Experts optimistic about housing market in 2021*
Despite four months of declines in pending home sales, low mortgage rates and federal stimulus should bolster market
U.S. pending home sales dipped to the tune of 0.3% in December following a 2.6% drop in November, according to a report from the National Association of Realtors. It’s the fourth consecutive monthly decline, but many industry observers see big potential for the housing market in the year ahead.
Contract signings rose 21.4% from December 2019, with all regions (Northeast, Midwest, South, West) reaching double-digit year-over-year increases. Realtor.com’s Housing Market Recovery Index showed significant contract growth, specifically in Portland, Las Vegas, Denver, Los Angeles, and Boston.
“Despite some weakness in pending sales in recent months, existing home sales continue to happen at breakneck pace, and December’s pending home sales suggest that the housing market is largely holding onto these gains,” said Danielle Hale, realtor.com chief economist. “Greater participation of sellers and builders in the months ahead will make home sales possible while easing some of the pressure on price growth, which is currently rising at a double-digit percent rate and has been for almost six months.”

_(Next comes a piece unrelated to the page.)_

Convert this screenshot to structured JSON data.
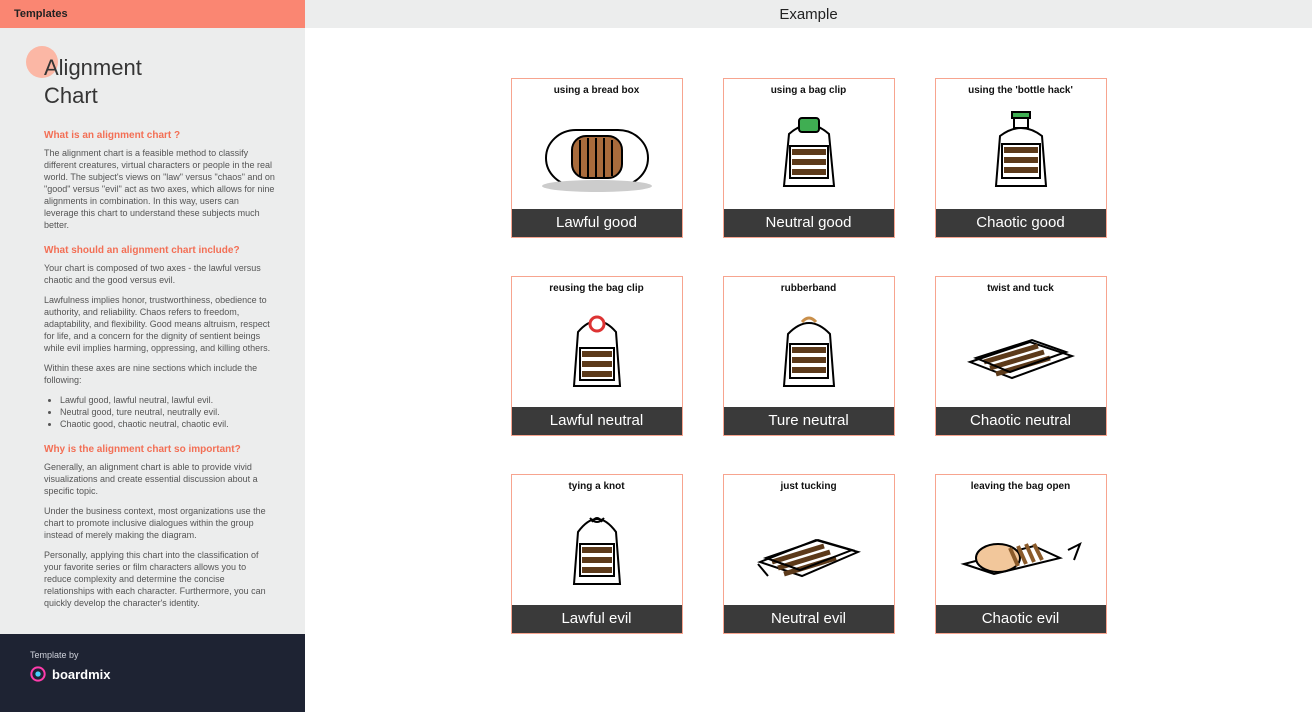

The overall drop in pending home sales over the final quarter of 2020 can be contributed to a lack of inventory in the housing market, according to Lawrence Yun, NAR’s chief economist.
“There is a high demand for housing and a great number of would-be buyers, and therefore sales should rise with more new listings,” Yun said. “This elevated demand without a significant boost in supply has caused home prices to increase and we can expect further upward pressure on prices for the foreseeable future.”